On Monday, the Supreme court announced it would hear a challenge to the Clean Elections Act, a law adopted by Arizona voters in 1998 that is designed to limit campaign spending by providing public funding to candidates.

Candidates can opt out of the public funding to avoid its pre-set spending limits, but by doing so they may be inadvertently helping their opponent. If a candidate opts out of the public funding, and receives private funding above the pre-set limit, the state provides “matching” public funds to the other candidates.

The court has already signaled its disapproval of the legislation. In June, it blocked the state from providing “matching funds” to candidates running for office.

The law is being challenged by libertarians who claim it unfairly punishes candidates who raise private money by forcing them to cut back their spending in order to avoid their opponent receiving additional public funds.

The court is set to hear arguments for McComish v. Bennett in the spring.

“Public financing has a number of benefits, including reducing the threat of corruption and the appearance of corruption, providing a jump start for new candidates who are not professional politicians, and freeing up candidates and officeholders to have more time to interact with voters,” Richard Hasen of the Loyola Law School in Los Angeles said. “The whole point of the extra matching funds in the Arizona plan is to give candidates assurance they won’t be vastly outspent in their election.”

“While an adverse ruling by the Supreme Court in McComish would not mean that all public financing systems would be unconstitutional, it would eliminate one of the best ways to create effective public financing systems,” Hasen added.

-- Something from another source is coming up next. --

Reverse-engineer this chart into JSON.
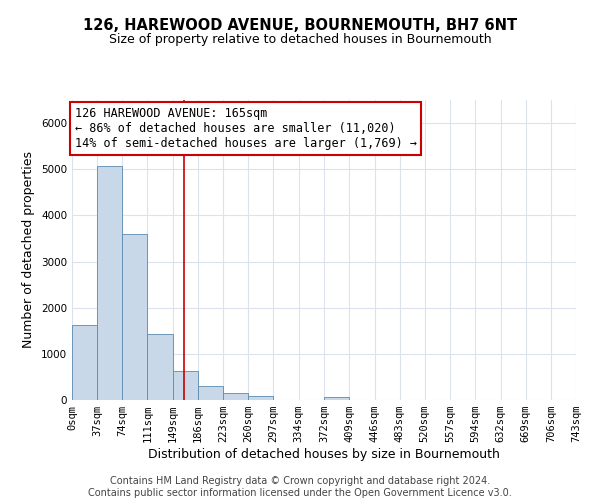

Those challenging the Clean Elections Act have an important precedent on their side. In 2008, the Supreme Court struck down the “millionaire’s amendment” in the McCain-Feingold campaign finance act that allowed candidates to accept larger contributions if they faced an opponent who was spending large sums of private money. The court ruled that the attempt to equalize campaign spending violated the First Amendment.

“We’re ecstatic that we have a chance to put an end to the worst features of taxpayer subsidies for politicians,” Clint Bolick, a lawyer for the Goldwater Institute in Phoenix, said. “The matching-funds system brazenly violates the First Amendment right of candidates to speak without having government put its thumb on the scale for their opponents.”

In January of 2010, the Supreme Court struck down another provision of the McCain-Feingold campaign finance act in its ruling on Citizens United v. Federal Election Commission.